Huge hugs to you screaming_turtle. Very well said. And even if, for a moment, someone does feel sorry for him/herself, what's wrong with that. It's a human emotion, after all. The only problem arises when they can't get out of it and move on with their lives.
the lion's club might do that, but they don't allow blind people to participate in a lot of their programs. in many ways they do treat us like we're second class citizens.
yes, they are very expenseve dogs, but they shouldn't be fooling the public into feeling sorry for us just so those who think they need a dog can get one.
I'm sorry you take that view, turtle; this is totally an example of someone wallowing in self pity. to each their own, though; it's your life, after all.
And I'm sorry you think that just because you've overcome so much it gives you the right to lose empathy. If I remember right, and please correct me if I'm wrong, you are an abuse survivor, is that right? But instead of taking that experience and developing a deeper understanding of others, you, and many others I've known in my life, take their negative experiences and become jaded by them. I'm not claiming to be perfect by any means, and I don't think you are either, but I do feel for others who are in pain, or who express a less-than-popular viewpoint, and I feel sorry for those who haven't mastered that skill.
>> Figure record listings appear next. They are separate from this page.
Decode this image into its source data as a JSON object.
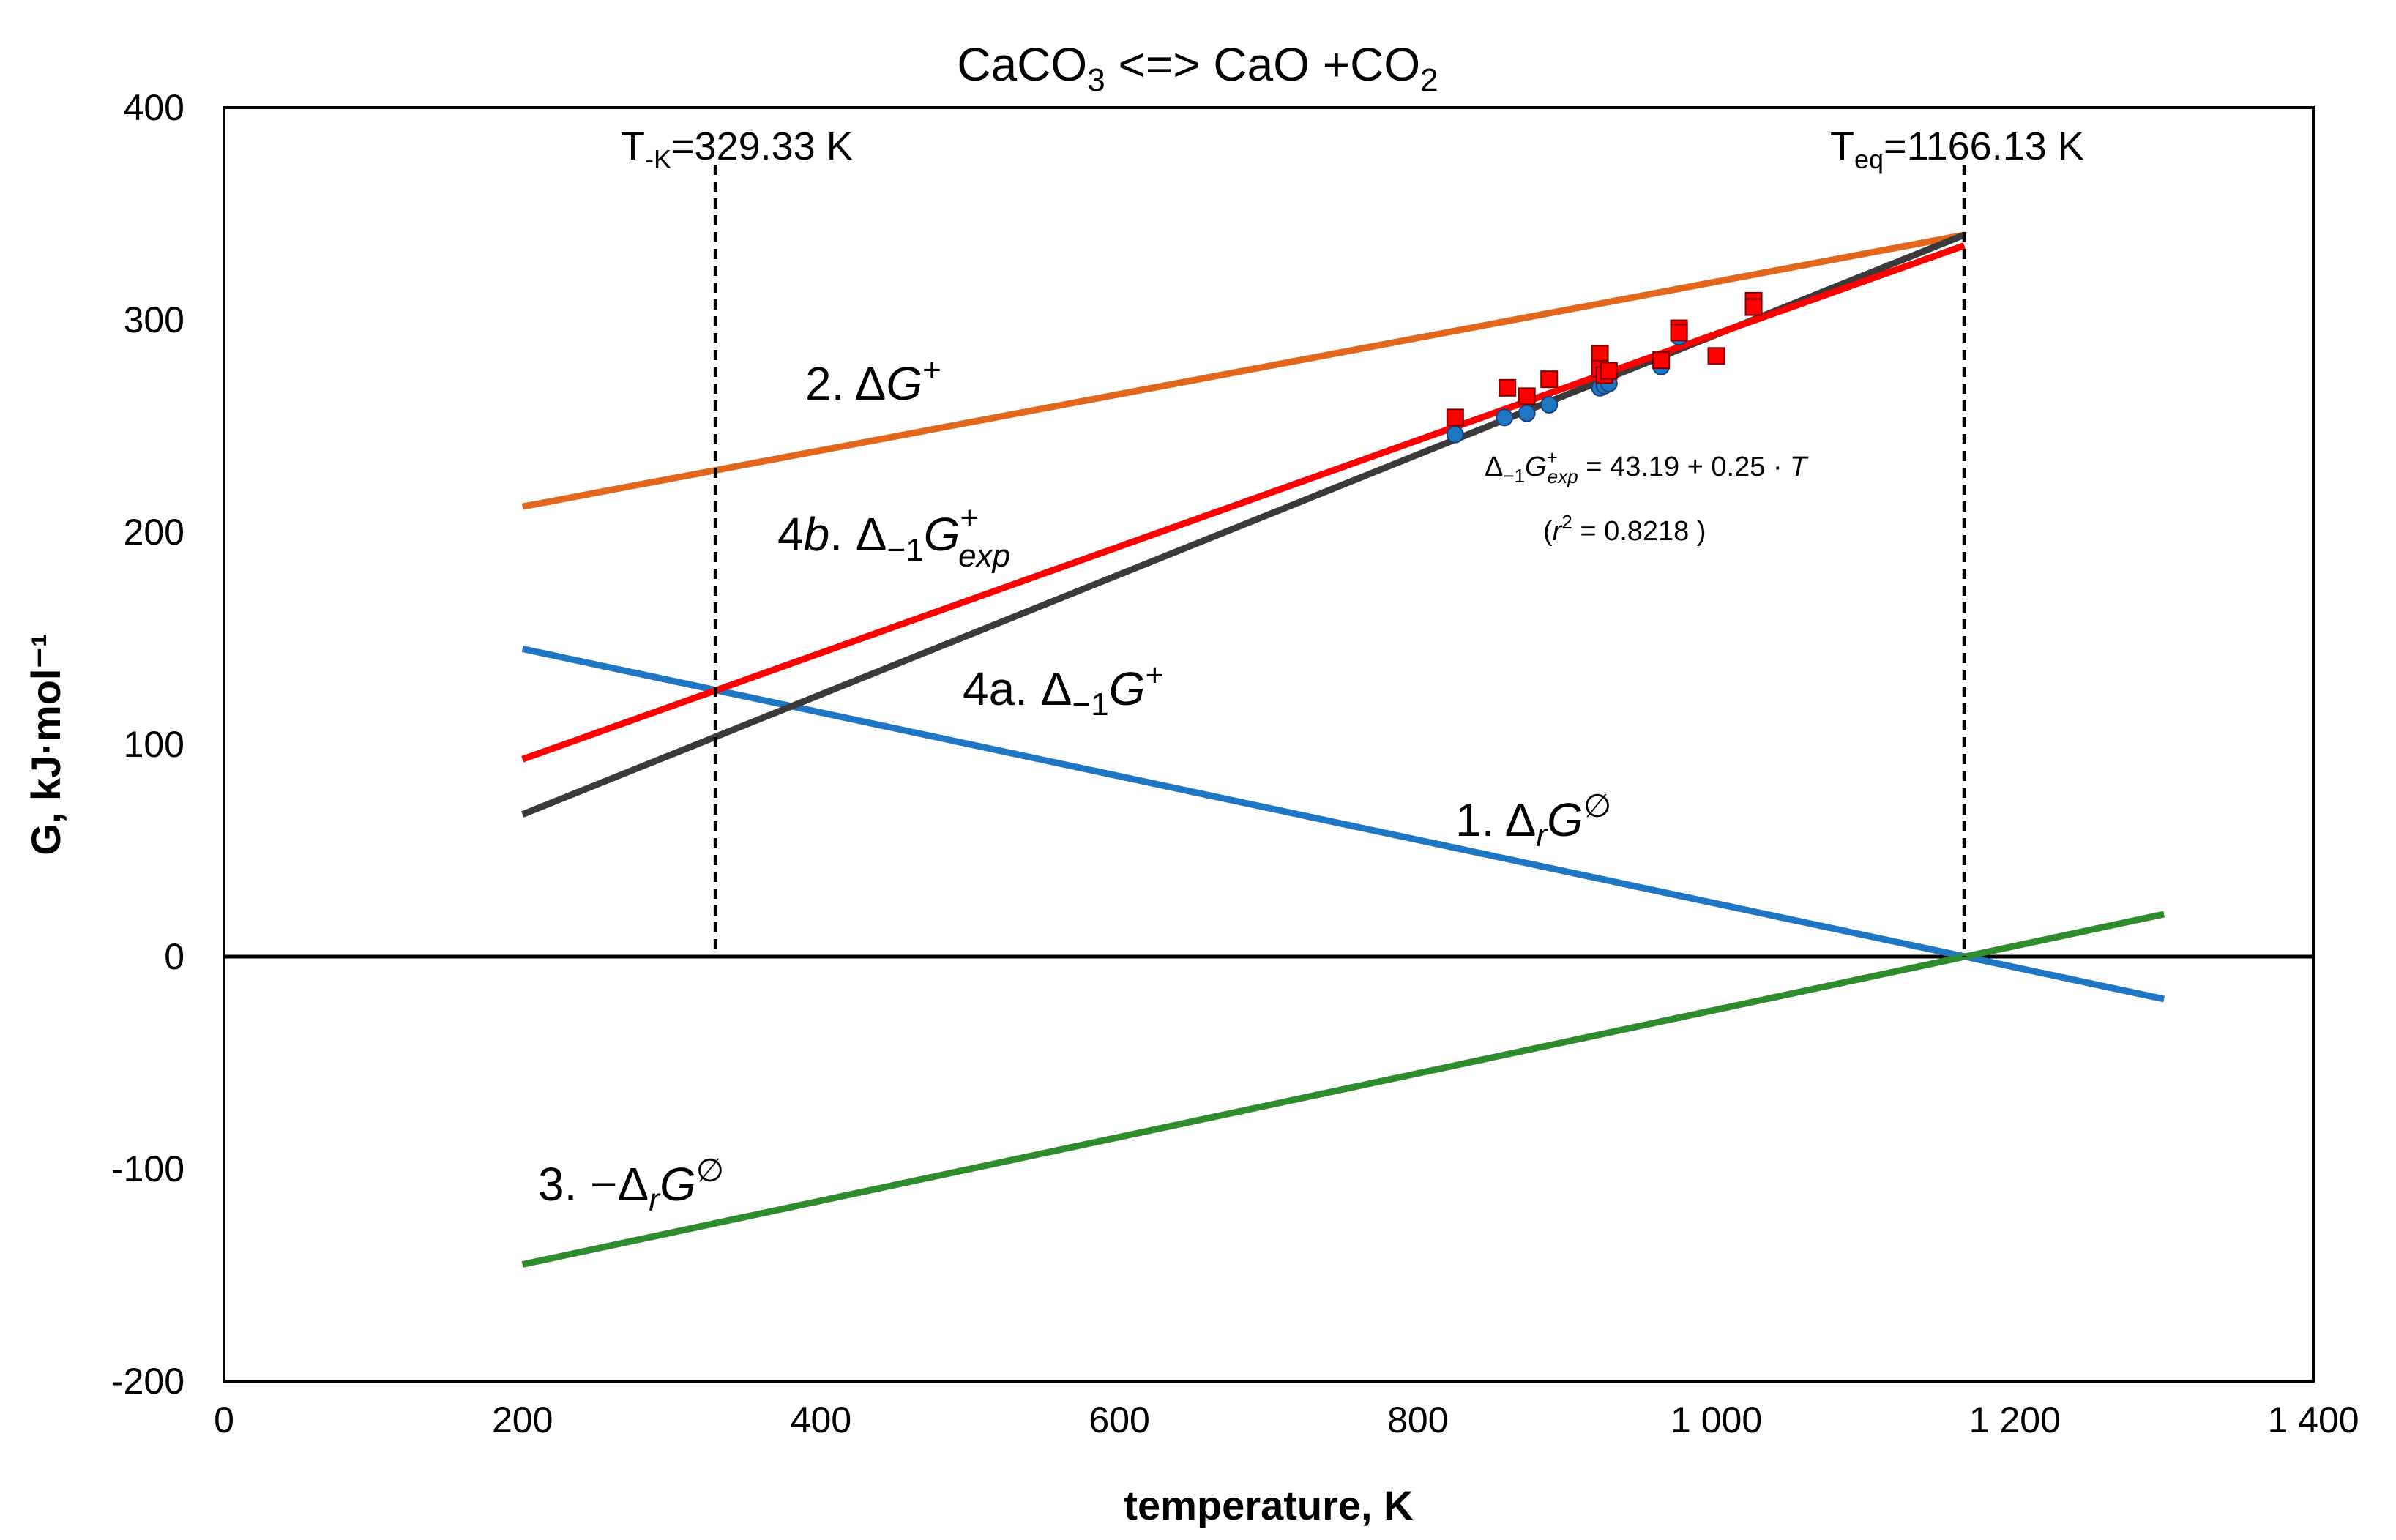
{
  "chart_data": {
    "type": "line",
    "title": {
      "main": "CaCO",
      "sub1": "3",
      "mid": " <=> CaO +CO",
      "sub2": "2"
    },
    "xlabel": "temperature, K",
    "ylabel": "G, kJ·mol⁻¹",
    "xlim": [
      0,
      1400
    ],
    "ylim": [
      -200,
      400
    ],
    "xticks": [
      0,
      200,
      400,
      600,
      800,
      1000,
      1200,
      1400
    ],
    "xtick_labels": [
      "0",
      "200",
      "400",
      "600",
      "800",
      "1 000",
      "1 200",
      "1 400"
    ],
    "yticks": [
      -200,
      -100,
      0,
      100,
      200,
      300,
      400
    ],
    "ytick_labels": [
      "-200",
      "-100",
      "0",
      "100",
      "200",
      "300",
      "400"
    ],
    "grid": false,
    "legend": "none",
    "colors": {
      "drG": "#1f77c4",
      "dGplus": "#e2661b",
      "minus_drG": "#2e8b2e",
      "d1Gplus": "#3a3a3a",
      "d1Gexp": "#ff0000",
      "axis": "#000000"
    },
    "series": [
      {
        "id": "drG",
        "name": "1. ΔrG∅",
        "x": [
          200,
          1300
        ],
        "y": [
          145,
          -20
        ]
      },
      {
        "id": "dGplus",
        "name": "2. ΔG+",
        "x": [
          200,
          1166.13
        ],
        "y": [
          212,
          340
        ]
      },
      {
        "id": "minus_drG",
        "name": "3. −ΔrG∅",
        "x": [
          200,
          1300
        ],
        "y": [
          -145,
          20
        ]
      },
      {
        "id": "d1Gplus",
        "name": "4a. Δ−1G+",
        "x": [
          200,
          1166.13
        ],
        "y": [
          67,
          340
        ]
      },
      {
        "id": "d1Gexp",
        "name": "4b. Δ−1G+exp",
        "x": [
          200,
          1166.13
        ],
        "y": [
          93,
          335
        ]
      }
    ],
    "scatter_squares": {
      "x": [
        825,
        860,
        873,
        888,
        922,
        922,
        925,
        928,
        963,
        975,
        975,
        1000,
        1025,
        1025
      ],
      "y": [
        254,
        268,
        264,
        272,
        284,
        277,
        274,
        276,
        281,
        296,
        294,
        283,
        309,
        306
      ]
    },
    "scatter_circles": {
      "x": [
        825,
        858,
        873,
        888,
        922,
        925,
        928,
        963,
        975,
        1025
      ],
      "y": [
        246,
        254,
        256,
        260,
        268,
        269,
        270,
        278,
        292,
        307
      ]
    },
    "vlines": [
      {
        "id": "tk",
        "x": 329.33,
        "label_main": "T",
        "label_sub": "-K",
        "label_rest": "=329.33 K"
      },
      {
        "id": "teq",
        "x": 1166.13,
        "label_main": "T",
        "label_sub": "eq",
        "label_rest": "=1166.13 K"
      }
    ],
    "annotations": {
      "curve1": {
        "prefix": "1. ",
        "sym": "Δ",
        "sub": "r",
        "var": "G",
        "sup": "∅"
      },
      "curve2": {
        "prefix": "2. ",
        "sym": "Δ",
        "var": "G",
        "sup": "+"
      },
      "curve3": {
        "prefix": "3. ",
        "sym": "−Δ",
        "sub": "r",
        "var": "G",
        "sup": "∅"
      },
      "curve4a": {
        "prefix": "4a. ",
        "sym": "Δ",
        "sub": "−1",
        "var": "G",
        "sup": "+"
      },
      "curve4b": {
        "prefix": "4",
        "prefix_var": "b",
        "dot": ". ",
        "sym": "Δ",
        "sub": "−1",
        "var": "G",
        "sup": "+",
        "sub2": "exp"
      },
      "regression": {
        "sym": "Δ",
        "sub": "−1",
        "var": "G",
        "sup": "+",
        "sub2": "exp",
        "rhs": " = 43.19 + 0.25 · ",
        "rhs_var": "T"
      },
      "r2": {
        "open": "(",
        "var": "r",
        "sup": "2",
        "rhs": " = 0.8218 )"
      }
    }
  }
}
I seriously disagree with you SwissGriff and I'll illustrate.
I know several who have guide dogs and they don't do that.
In fact, they act like my friend who owns a rescue canine, a bloodhound actually, which is used to sniff out lost people in the woods.
Is he getting attention because it happens to be in his truck and we stop for beers / people wanta see it? I don't think so: he has to drill with it all the time apparently, they go out in parties and stuff to practice.
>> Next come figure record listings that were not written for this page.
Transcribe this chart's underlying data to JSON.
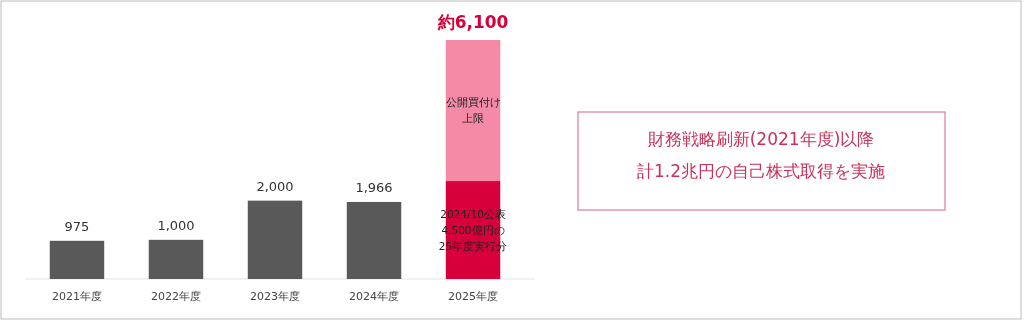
{
  "chart_data": {
    "type": "bar",
    "stacked": true,
    "categories": [
      "2021年度",
      "2022年度",
      "2023年度",
      "2024年度",
      "2025年度"
    ],
    "series": [
      {
        "colors": [
          "#595959",
          "#595959",
          "#595959",
          "#595959",
          "#d7003a"
        ],
        "values": [
          975,
          1000,
          2000,
          1966,
          2500
        ],
        "value_labels": [
          "975",
          "1,000",
          "2,000",
          "1,966",
          null
        ]
      },
      {
        "color": "#f48aa6",
        "values": [
          null,
          null,
          null,
          null,
          3600
        ]
      }
    ],
    "totals": [
      null,
      null,
      null,
      null,
      "約6,100"
    ],
    "annotations": [
      "公開買付け",
      "上限",
      "2024/10公表",
      "4,500億円の",
      "25年度実行分",
      "財務戦略刷新(2021年度)以降",
      "計1.2兆円の自己株式取得を実施"
    ]
  }
}
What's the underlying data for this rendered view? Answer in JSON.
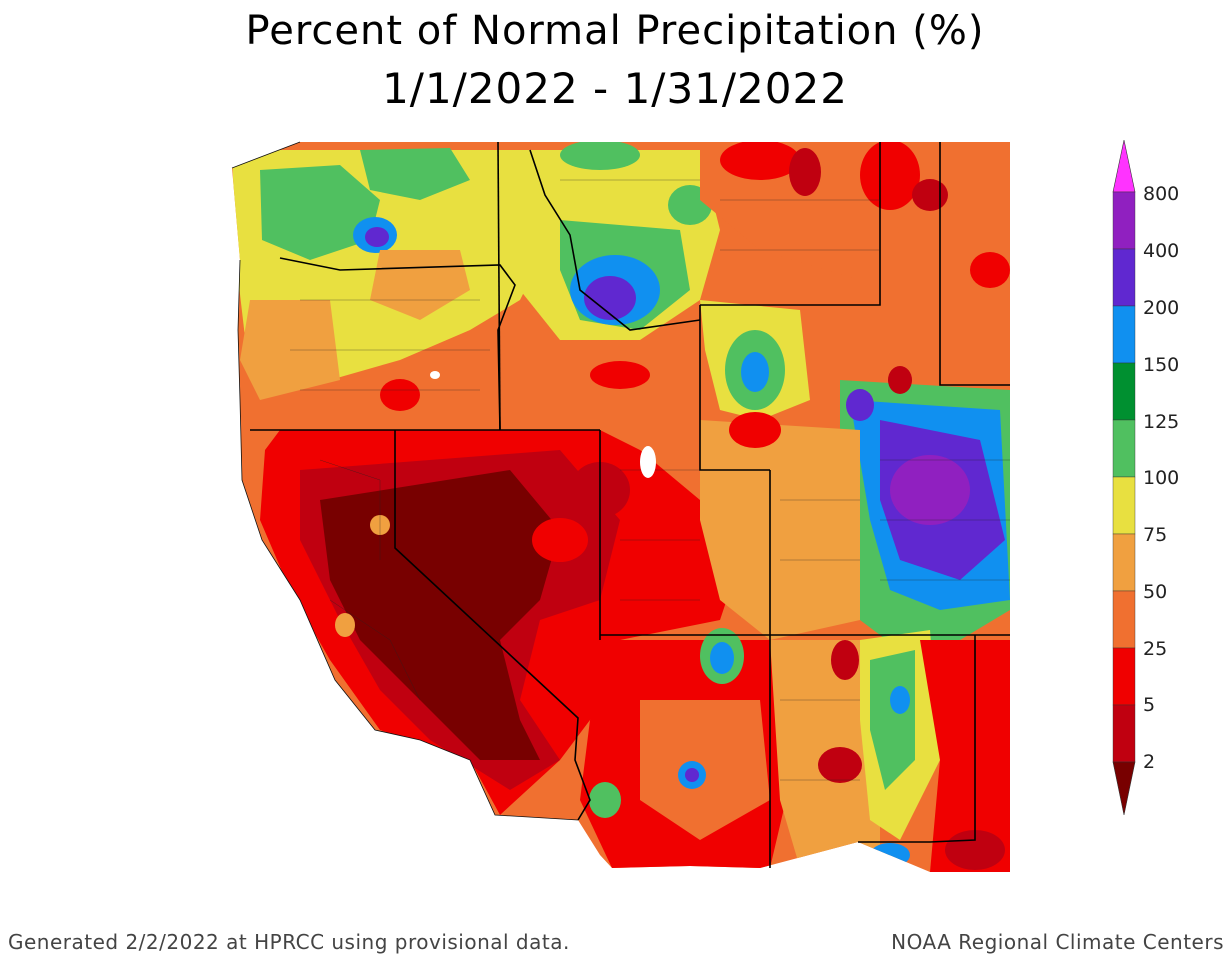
{
  "title": {
    "line1": "Percent of Normal Precipitation (%)",
    "line2": "1/1/2022 - 1/31/2022"
  },
  "legend": {
    "labels": [
      "800",
      "400",
      "200",
      "150",
      "125",
      "100",
      "75",
      "50",
      "25",
      "5",
      "2"
    ],
    "colors": {
      "over800": "#ff33ff",
      "c400_800": "#9020c0",
      "c200_400": "#6028d0",
      "c150_200": "#1090f0",
      "c125_150": "#009030",
      "c100_125": "#50c060",
      "c75_100": "#e8e040",
      "c50_75": "#f0a040",
      "c25_50": "#f07030",
      "c5_25": "#f00000",
      "c2_5": "#c00010",
      "under2": "#780000"
    }
  },
  "footer": {
    "generated": "Generated 2/2/2022 at HPRCC using provisional data.",
    "source": "NOAA Regional Climate Centers"
  }
}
While guide dogs are more one-on-one I don't see the complaint: they're just doing what other people who have trained canines do. To me, the organizations that train them are no different than the ones that train rescue dogs or anything else. It's just because they're blind some don't like it I guess.
I mean I'll never have one as a. I don't like dogs much, and b. I'd rather trust myself than something quite a bit far down on the evolutionary chain to do something complex like guiding. But people use them, and the ones I know who do are not at all like you describe.
I'm not jaded by things I experience; quite the contrary, actually. if you'd get to know me, you'd see that I use what some would deem as shitty experiences to fuel me to do my best.
anyway, I'm not gonna argue; we'll just agree to disagree, I guess.
I'm talking about the organisations who provide them, who need money from people, and the best way they can get money from people is by advertising campaigns.
many is the time that I've seen one of their sickening ads on the tv portraying a blind person who is now so independent once she has received her dog and can do oh-so much more all because of the guide dogs association. the ads seem to portray us as pathetic individuals who couldn't do anything for ourselves before some organisation gave us a dog.
yes of course it gets them the money they need, but it does little for the people who do not want or need dogs in the view of the public, who view us as fragile unfortunate beings who must want so much to have a dog, bless them. *gags*
The media loves to make huge, miracle stories out of us too. See my locked in a plane story, and many others for details.